We both glanced down at the ring, an old-fashioned square-cut diamond flanked by two smaller stones. I pulled it off and balanced it on the palm of my hand, where it gleamed and shot out sparks of color in the sunshine.

“I don’t know, Minnie. I’m beginning to think this marriage is going to cause more problems than it’ll solve.”

“No, it won’t,” she soothed. “You and Dwight will be good for each other, and it would embarrass him to death if you back out now, so you put that ring right back on your finger where it belongs. A lot of people care about both of you, so the two of y’all getting together’s bound to be a nine-days’ wonder. They’ll settle down once they get used to the idea.”

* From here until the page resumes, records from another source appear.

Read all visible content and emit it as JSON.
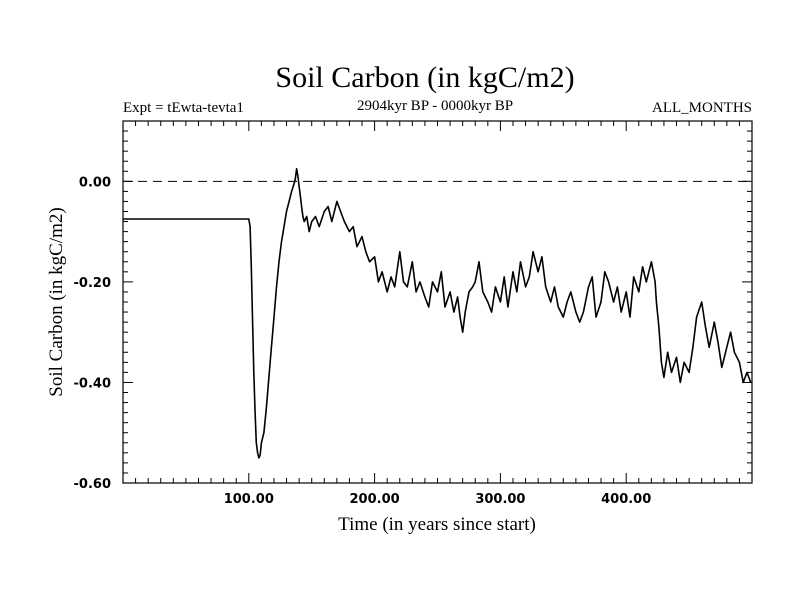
{
  "chart_data": {
    "type": "line",
    "title": "Soil Carbon (in kgC/m2)",
    "subtitle": "2904kyr BP - 0000kyr BP",
    "left_label": "Expt = tEwta-tevta1",
    "right_label": "ALL_MONTHS",
    "xlabel": "Time (in years since start)",
    "ylabel": "Soil Carbon (in kgC/m2)",
    "xlim": [
      0,
      500
    ],
    "ylim": [
      -0.6,
      0.12
    ],
    "x_ticks": [
      {
        "value": 100,
        "label": "100.00"
      },
      {
        "value": 200,
        "label": "200.00"
      },
      {
        "value": 300,
        "label": "300.00"
      },
      {
        "value": 400,
        "label": "400.00"
      }
    ],
    "y_ticks": [
      {
        "value": 0.0,
        "label": "0.00"
      },
      {
        "value": -0.2,
        "label": "-0.20"
      },
      {
        "value": -0.4,
        "label": "-0.40"
      },
      {
        "value": -0.6,
        "label": "-0.60"
      }
    ],
    "reference_line": {
      "y": 0.0,
      "style": "dashed"
    },
    "series": [
      {
        "name": "Soil Carbon",
        "x": [
          0,
          99,
          100,
          101,
          102,
          103,
          104,
          105,
          106,
          107,
          108,
          109,
          110,
          112,
          114,
          116,
          118,
          120,
          122,
          124,
          126,
          128,
          130,
          132,
          134,
          136,
          137,
          138,
          139,
          140,
          141,
          142,
          143,
          144,
          146,
          148,
          150,
          153,
          156,
          160,
          163,
          166,
          170,
          173,
          176,
          180,
          183,
          186,
          190,
          193,
          196,
          200,
          203,
          206,
          210,
          213,
          216,
          220,
          223,
          226,
          230,
          233,
          236,
          240,
          243,
          246,
          250,
          253,
          256,
          260,
          263,
          266,
          268,
          270,
          272,
          275,
          278,
          280,
          283,
          286,
          290,
          293,
          296,
          300,
          303,
          306,
          310,
          313,
          316,
          320,
          323,
          326,
          330,
          333,
          336,
          340,
          343,
          346,
          350,
          353,
          356,
          360,
          363,
          366,
          370,
          373,
          376,
          380,
          383,
          386,
          390,
          393,
          396,
          400,
          403,
          406,
          410,
          413,
          416,
          420,
          423,
          424,
          426,
          428,
          430,
          433,
          436,
          440,
          443,
          446,
          450,
          453,
          456,
          460,
          463,
          466,
          470,
          473,
          476,
          480,
          483,
          486,
          490,
          493,
          496,
          499
        ],
        "y": [
          -0.075,
          -0.075,
          -0.075,
          -0.09,
          -0.17,
          -0.28,
          -0.38,
          -0.46,
          -0.52,
          -0.54,
          -0.55,
          -0.545,
          -0.52,
          -0.5,
          -0.45,
          -0.39,
          -0.33,
          -0.27,
          -0.21,
          -0.16,
          -0.12,
          -0.09,
          -0.06,
          -0.04,
          -0.02,
          -0.005,
          0.005,
          0.025,
          0.01,
          -0.01,
          -0.03,
          -0.05,
          -0.07,
          -0.08,
          -0.07,
          -0.1,
          -0.08,
          -0.07,
          -0.09,
          -0.06,
          -0.05,
          -0.08,
          -0.04,
          -0.06,
          -0.08,
          -0.1,
          -0.09,
          -0.13,
          -0.11,
          -0.14,
          -0.16,
          -0.15,
          -0.2,
          -0.18,
          -0.22,
          -0.19,
          -0.21,
          -0.14,
          -0.2,
          -0.21,
          -0.16,
          -0.22,
          -0.2,
          -0.23,
          -0.25,
          -0.2,
          -0.22,
          -0.18,
          -0.25,
          -0.22,
          -0.26,
          -0.23,
          -0.27,
          -0.3,
          -0.26,
          -0.22,
          -0.21,
          -0.2,
          -0.16,
          -0.22,
          -0.24,
          -0.26,
          -0.21,
          -0.24,
          -0.19,
          -0.25,
          -0.18,
          -0.22,
          -0.16,
          -0.21,
          -0.19,
          -0.14,
          -0.18,
          -0.15,
          -0.21,
          -0.24,
          -0.21,
          -0.25,
          -0.27,
          -0.24,
          -0.22,
          -0.26,
          -0.28,
          -0.26,
          -0.21,
          -0.19,
          -0.27,
          -0.24,
          -0.18,
          -0.2,
          -0.24,
          -0.21,
          -0.26,
          -0.22,
          -0.27,
          -0.19,
          -0.22,
          -0.17,
          -0.2,
          -0.16,
          -0.2,
          -0.24,
          -0.29,
          -0.36,
          -0.39,
          -0.34,
          -0.38,
          -0.35,
          -0.4,
          -0.36,
          -0.38,
          -0.33,
          -0.27,
          -0.24,
          -0.29,
          -0.33,
          -0.28,
          -0.32,
          -0.37,
          -0.33,
          -0.3,
          -0.34,
          -0.36,
          -0.4,
          -0.38,
          -0.4
        ]
      }
    ]
  }
}
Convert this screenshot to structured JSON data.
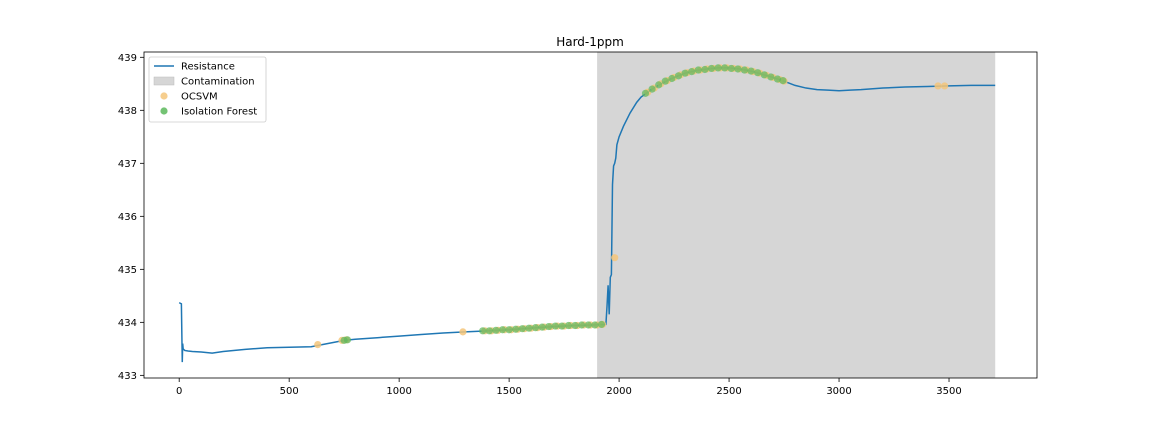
{
  "chart_data": {
    "type": "line",
    "title": "Hard-1ppm",
    "xlabel": "",
    "ylabel": "",
    "xlim": [
      -160,
      3900
    ],
    "ylim": [
      432.95,
      439.1
    ],
    "x_ticks": [
      0,
      500,
      1000,
      1500,
      2000,
      2500,
      3000,
      3500
    ],
    "y_ticks": [
      433,
      434,
      435,
      436,
      437,
      438,
      439
    ],
    "x_tick_labels": [
      "0",
      "500",
      "1000",
      "1500",
      "2000",
      "2500",
      "3000",
      "3500"
    ],
    "y_tick_labels": [
      "433",
      "434",
      "435",
      "436",
      "437",
      "438",
      "439"
    ],
    "grid": false,
    "legend_position": "top-left",
    "legend": [
      {
        "label": "Resistance",
        "kind": "line",
        "color": "#1f77b4"
      },
      {
        "label": "Contamination",
        "kind": "patch",
        "color": "#d6d6d6"
      },
      {
        "label": "OCSVM",
        "kind": "marker",
        "color": "#f5c57a"
      },
      {
        "label": "Isolation Forest",
        "kind": "marker",
        "color": "#5cb85c"
      }
    ],
    "contamination_range": [
      1900,
      3710
    ],
    "series": [
      {
        "name": "Resistance",
        "color": "#1f77b4",
        "points": [
          [
            0,
            434.37
          ],
          [
            5,
            434.36
          ],
          [
            10,
            434.35
          ],
          [
            12,
            433.8
          ],
          [
            14,
            433.25
          ],
          [
            16,
            433.6
          ],
          [
            18,
            433.5
          ],
          [
            25,
            433.47
          ],
          [
            40,
            433.46
          ],
          [
            60,
            433.45
          ],
          [
            100,
            433.44
          ],
          [
            150,
            433.42
          ],
          [
            200,
            433.45
          ],
          [
            300,
            433.49
          ],
          [
            400,
            433.52
          ],
          [
            500,
            433.53
          ],
          [
            600,
            433.54
          ],
          [
            700,
            433.62
          ],
          [
            750,
            433.66
          ],
          [
            800,
            433.68
          ],
          [
            900,
            433.71
          ],
          [
            1000,
            433.74
          ],
          [
            1100,
            433.77
          ],
          [
            1200,
            433.8
          ],
          [
            1300,
            433.82
          ],
          [
            1400,
            433.84
          ],
          [
            1500,
            433.86
          ],
          [
            1600,
            433.89
          ],
          [
            1700,
            433.92
          ],
          [
            1800,
            433.94
          ],
          [
            1880,
            433.95
          ],
          [
            1940,
            433.96
          ],
          [
            1945,
            434.3
          ],
          [
            1950,
            434.7
          ],
          [
            1955,
            434.15
          ],
          [
            1960,
            434.85
          ],
          [
            1965,
            434.9
          ],
          [
            1970,
            436.6
          ],
          [
            1975,
            436.95
          ],
          [
            1980,
            437.0
          ],
          [
            1985,
            437.1
          ],
          [
            1990,
            437.35
          ],
          [
            2000,
            437.5
          ],
          [
            2020,
            437.7
          ],
          [
            2050,
            437.95
          ],
          [
            2080,
            438.15
          ],
          [
            2100,
            438.25
          ],
          [
            2150,
            438.4
          ],
          [
            2200,
            438.52
          ],
          [
            2250,
            438.62
          ],
          [
            2300,
            438.7
          ],
          [
            2350,
            438.75
          ],
          [
            2400,
            438.78
          ],
          [
            2450,
            438.8
          ],
          [
            2500,
            438.8
          ],
          [
            2550,
            438.78
          ],
          [
            2600,
            438.74
          ],
          [
            2650,
            438.68
          ],
          [
            2700,
            438.62
          ],
          [
            2750,
            438.55
          ],
          [
            2800,
            438.47
          ],
          [
            2850,
            438.42
          ],
          [
            2900,
            438.39
          ],
          [
            2950,
            438.38
          ],
          [
            3000,
            438.37
          ],
          [
            3050,
            438.38
          ],
          [
            3100,
            438.39
          ],
          [
            3200,
            438.42
          ],
          [
            3300,
            438.44
          ],
          [
            3400,
            438.45
          ],
          [
            3500,
            438.46
          ],
          [
            3600,
            438.47
          ],
          [
            3710,
            438.47
          ]
        ]
      }
    ],
    "ocsvm_points": [
      [
        630,
        433.58
      ],
      [
        740,
        433.66
      ],
      [
        760,
        433.67
      ],
      [
        1290,
        433.82
      ],
      [
        1390,
        433.84
      ],
      [
        1420,
        433.84
      ],
      [
        1450,
        433.85
      ],
      [
        1480,
        433.86
      ],
      [
        1510,
        433.86
      ],
      [
        1540,
        433.87
      ],
      [
        1570,
        433.88
      ],
      [
        1600,
        433.89
      ],
      [
        1630,
        433.9
      ],
      [
        1660,
        433.91
      ],
      [
        1690,
        433.92
      ],
      [
        1720,
        433.93
      ],
      [
        1750,
        433.93
      ],
      [
        1780,
        433.94
      ],
      [
        1810,
        433.94
      ],
      [
        1840,
        433.95
      ],
      [
        1870,
        433.95
      ],
      [
        1900,
        433.95
      ],
      [
        1925,
        433.96
      ],
      [
        1980,
        435.22
      ],
      [
        2130,
        438.34
      ],
      [
        2160,
        438.42
      ],
      [
        2190,
        438.5
      ],
      [
        2220,
        438.56
      ],
      [
        2250,
        438.62
      ],
      [
        2280,
        438.67
      ],
      [
        2310,
        438.71
      ],
      [
        2340,
        438.74
      ],
      [
        2370,
        438.76
      ],
      [
        2400,
        438.78
      ],
      [
        2430,
        438.79
      ],
      [
        2460,
        438.8
      ],
      [
        2490,
        438.8
      ],
      [
        2520,
        438.79
      ],
      [
        2550,
        438.78
      ],
      [
        2580,
        438.76
      ],
      [
        2610,
        438.73
      ],
      [
        2640,
        438.7
      ],
      [
        2670,
        438.66
      ],
      [
        2700,
        438.62
      ],
      [
        2730,
        438.58
      ],
      [
        2750,
        438.55
      ],
      [
        3450,
        438.46
      ],
      [
        3480,
        438.46
      ]
    ],
    "isolation_forest_points": [
      [
        750,
        433.66
      ],
      [
        765,
        433.67
      ],
      [
        1380,
        433.84
      ],
      [
        1410,
        433.84
      ],
      [
        1440,
        433.85
      ],
      [
        1470,
        433.86
      ],
      [
        1500,
        433.86
      ],
      [
        1530,
        433.87
      ],
      [
        1560,
        433.88
      ],
      [
        1590,
        433.89
      ],
      [
        1620,
        433.9
      ],
      [
        1650,
        433.91
      ],
      [
        1680,
        433.92
      ],
      [
        1710,
        433.93
      ],
      [
        1740,
        433.93
      ],
      [
        1770,
        433.94
      ],
      [
        1800,
        433.94
      ],
      [
        1830,
        433.95
      ],
      [
        1860,
        433.95
      ],
      [
        1890,
        433.95
      ],
      [
        1920,
        433.96
      ],
      [
        2120,
        438.32
      ],
      [
        2150,
        438.4
      ],
      [
        2180,
        438.48
      ],
      [
        2210,
        438.55
      ],
      [
        2240,
        438.6
      ],
      [
        2270,
        438.65
      ],
      [
        2300,
        438.7
      ],
      [
        2330,
        438.73
      ],
      [
        2360,
        438.76
      ],
      [
        2390,
        438.77
      ],
      [
        2420,
        438.79
      ],
      [
        2450,
        438.8
      ],
      [
        2480,
        438.8
      ],
      [
        2510,
        438.79
      ],
      [
        2540,
        438.78
      ],
      [
        2570,
        438.76
      ],
      [
        2600,
        438.74
      ],
      [
        2630,
        438.71
      ],
      [
        2660,
        438.67
      ],
      [
        2690,
        438.63
      ],
      [
        2720,
        438.59
      ],
      [
        2745,
        438.56
      ]
    ]
  }
}
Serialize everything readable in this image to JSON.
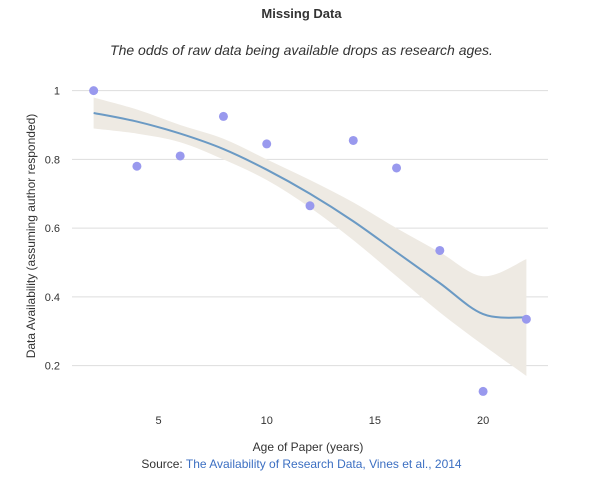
{
  "title": "Missing Data",
  "subtitle": "The odds of raw data being available drops as research ages.",
  "source": {
    "prefix": "Source:",
    "link_text": "The Availability of Research Data, Vines et al., 2014"
  },
  "colors": {
    "points": "#9999ee",
    "trend_line": "#6b9ac4",
    "confidence_band": "#eeeae3",
    "grid": "#dddddd",
    "link": "#3c6fc2"
  },
  "chart_data": {
    "type": "scatter",
    "title": "Missing Data",
    "subtitle": "The odds of raw data being available drops as research ages.",
    "xlabel": "Age of Paper (years)",
    "ylabel": "Data Availability (assuming author responded)",
    "xlim": [
      1,
      23
    ],
    "ylim": [
      0.1,
      1.06
    ],
    "x_ticks": [
      5,
      10,
      15,
      20
    ],
    "y_ticks": [
      0.2,
      0.4,
      0.6,
      0.8,
      1
    ],
    "y_tick_labels": [
      "0.2",
      "0.4",
      "0.6",
      "0.8",
      "1"
    ],
    "grid": "horizontal",
    "points": [
      {
        "x": 2,
        "y": 1.0
      },
      {
        "x": 4,
        "y": 0.78
      },
      {
        "x": 6,
        "y": 0.81
      },
      {
        "x": 8,
        "y": 0.925
      },
      {
        "x": 10,
        "y": 0.845
      },
      {
        "x": 12,
        "y": 0.665
      },
      {
        "x": 14,
        "y": 0.855
      },
      {
        "x": 16,
        "y": 0.775
      },
      {
        "x": 18,
        "y": 0.535
      },
      {
        "x": 20,
        "y": 0.125
      },
      {
        "x": 22,
        "y": 0.335
      }
    ],
    "trend": {
      "x": [
        2,
        4,
        6,
        8,
        10,
        12,
        14,
        16,
        18,
        20,
        22
      ],
      "y": [
        0.935,
        0.91,
        0.875,
        0.83,
        0.77,
        0.7,
        0.62,
        0.53,
        0.44,
        0.35,
        0.34
      ],
      "lower": [
        0.89,
        0.875,
        0.85,
        0.8,
        0.74,
        0.66,
        0.565,
        0.46,
        0.355,
        0.26,
        0.17
      ],
      "upper": [
        0.98,
        0.945,
        0.9,
        0.86,
        0.8,
        0.74,
        0.675,
        0.6,
        0.53,
        0.46,
        0.51
      ]
    }
  }
}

“Another week?” I asked glumly. “I don’t know if I can take it.”

Happily, I didn’t have to.

That very evening, there was a message from Roger Longmire, Chief District Court Judge in our district. When I returned his call, he said, “Got anything sensitive or pressing on your calendar?”

“Not that I know of,” I told him.

“Good. I’ve been asked if I could spare someone to hold court up in Cedar Gap.”

“Here am I, Lord, send me,” I said prayerfully. Cedar Gap is ’way the other side of the state, a good five-or six-hour drive from Colleton County.

Longmire snorted. He knows the Bible even better than I do. “When did you turn into Isaiah?”

“The minute you offered me a legitimate reason to head for the hills.”

“Getting a little hot for you down here in the flatlands?”

Was that a chuckle in his voice? I considered for a moment. “Minnie called you, didn’t she?”

“Good woman, your sister-in-law,” he said blandly. “I owe her a lot. Did you know she was head of the Colleton County Democratic Women the first year I ran for the bench?”